Barrier-Less Highway 97 Claims Another Life | The Source Weekly - Bend, Oregon

Barrier-Less Highway 97 Claims Another Life

Highway 97 has claimed its first life of 2009 - 16-year-old Mountain View High School cheerleader Shalae Rae Mortenson.

Highway 97 has claimed its first life of 2009 - 16-year-old Mountain View High School cheerleader Shalae Rae Mortenson.


According to a story on the front page of this morning's Bulletin, Mortenson was killed "when her northbound pickup truck spun across the center line of U.S. Highway 97 south of Redmond near Southwest Quarry Avenue and into the path of a truck traveling in the opposite direction." The driver of the other truck was seriously injured.

This tragedy almost certainly would not have happened if a Jersey Wall had been in place on that section of the highway, as The Eye advocated almost exactly a month ago. At that time, Daniel and Madge York of Prineville were killed when another vehicle swerved to avoid a pickup towing a trailer and veered across the highway into their lane, hitting their car head-on.
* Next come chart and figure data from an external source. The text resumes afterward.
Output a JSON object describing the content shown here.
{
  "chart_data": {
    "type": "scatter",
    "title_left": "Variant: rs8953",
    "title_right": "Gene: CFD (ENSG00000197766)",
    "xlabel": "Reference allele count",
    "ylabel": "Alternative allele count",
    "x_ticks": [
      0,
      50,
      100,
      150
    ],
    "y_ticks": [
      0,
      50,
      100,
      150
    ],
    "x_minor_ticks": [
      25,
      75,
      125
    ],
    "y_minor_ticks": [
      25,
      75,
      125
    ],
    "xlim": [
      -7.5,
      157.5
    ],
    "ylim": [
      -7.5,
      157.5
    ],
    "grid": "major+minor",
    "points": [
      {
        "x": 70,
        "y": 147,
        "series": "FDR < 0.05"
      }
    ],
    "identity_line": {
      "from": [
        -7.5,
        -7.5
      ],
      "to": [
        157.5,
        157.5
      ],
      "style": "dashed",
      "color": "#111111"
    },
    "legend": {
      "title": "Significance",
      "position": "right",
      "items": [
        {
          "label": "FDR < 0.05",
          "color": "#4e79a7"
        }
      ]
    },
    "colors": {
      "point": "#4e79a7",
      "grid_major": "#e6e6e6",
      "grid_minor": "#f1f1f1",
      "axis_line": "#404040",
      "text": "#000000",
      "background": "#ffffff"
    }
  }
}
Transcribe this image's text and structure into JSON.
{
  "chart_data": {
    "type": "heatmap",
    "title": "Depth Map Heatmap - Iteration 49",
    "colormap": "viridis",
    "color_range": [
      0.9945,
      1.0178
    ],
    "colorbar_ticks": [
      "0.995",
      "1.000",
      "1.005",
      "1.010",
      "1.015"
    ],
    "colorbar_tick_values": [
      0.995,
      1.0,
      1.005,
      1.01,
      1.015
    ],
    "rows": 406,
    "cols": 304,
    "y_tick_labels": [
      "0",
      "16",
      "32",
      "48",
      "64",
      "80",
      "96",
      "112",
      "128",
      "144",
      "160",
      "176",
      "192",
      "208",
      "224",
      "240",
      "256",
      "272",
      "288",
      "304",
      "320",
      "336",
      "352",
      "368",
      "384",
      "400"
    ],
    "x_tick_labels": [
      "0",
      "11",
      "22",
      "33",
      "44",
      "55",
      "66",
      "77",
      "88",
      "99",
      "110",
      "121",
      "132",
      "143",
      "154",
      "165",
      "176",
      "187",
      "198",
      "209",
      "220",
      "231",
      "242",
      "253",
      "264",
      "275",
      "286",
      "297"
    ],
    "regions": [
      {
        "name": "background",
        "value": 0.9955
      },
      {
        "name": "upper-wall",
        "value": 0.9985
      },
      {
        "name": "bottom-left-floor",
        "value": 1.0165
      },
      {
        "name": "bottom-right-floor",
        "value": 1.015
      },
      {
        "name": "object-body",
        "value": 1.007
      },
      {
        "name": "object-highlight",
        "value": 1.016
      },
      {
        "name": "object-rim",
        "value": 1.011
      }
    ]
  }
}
Jersey Walls or Jersey Barriers - so named because they were first used on the New Jersey Turnpike - are three-foot-high concrete structures designed to prevent vehicles from crossing into oncoming traffic and nudge them back into their own travel lane.

The Oregon Department of Transportation already has installed a Jersey Wall on 97 south of Bend near Lava Butte, a formerly deadly stretch of highway. An ODOT spokesman told us in December that the agency wants to put walls on 97 between Bend and Redmond someday, but doesn't have the money to do it yet.

Also, the spokesman said, ODOT anticipates resistance from local property owners who'd find it more difficult to turn into their driveways. The Eye doesn't have a hell of a lot of sympathy for such whiners. Losing your life is a bit more inconvenient than having to drive down the highway a little way to make a U-turn.

If you agree that putting a Jersey Wall on 97 should be an urgent priority for ODOT, you can phone ODOT's Citizen Representative at 888-275-6368 or send a comment here.

In the meantime, The Eye is going to keep track of how many people get killed in head-ons on that stretch of 97 through next November. Right now we're at three and counting.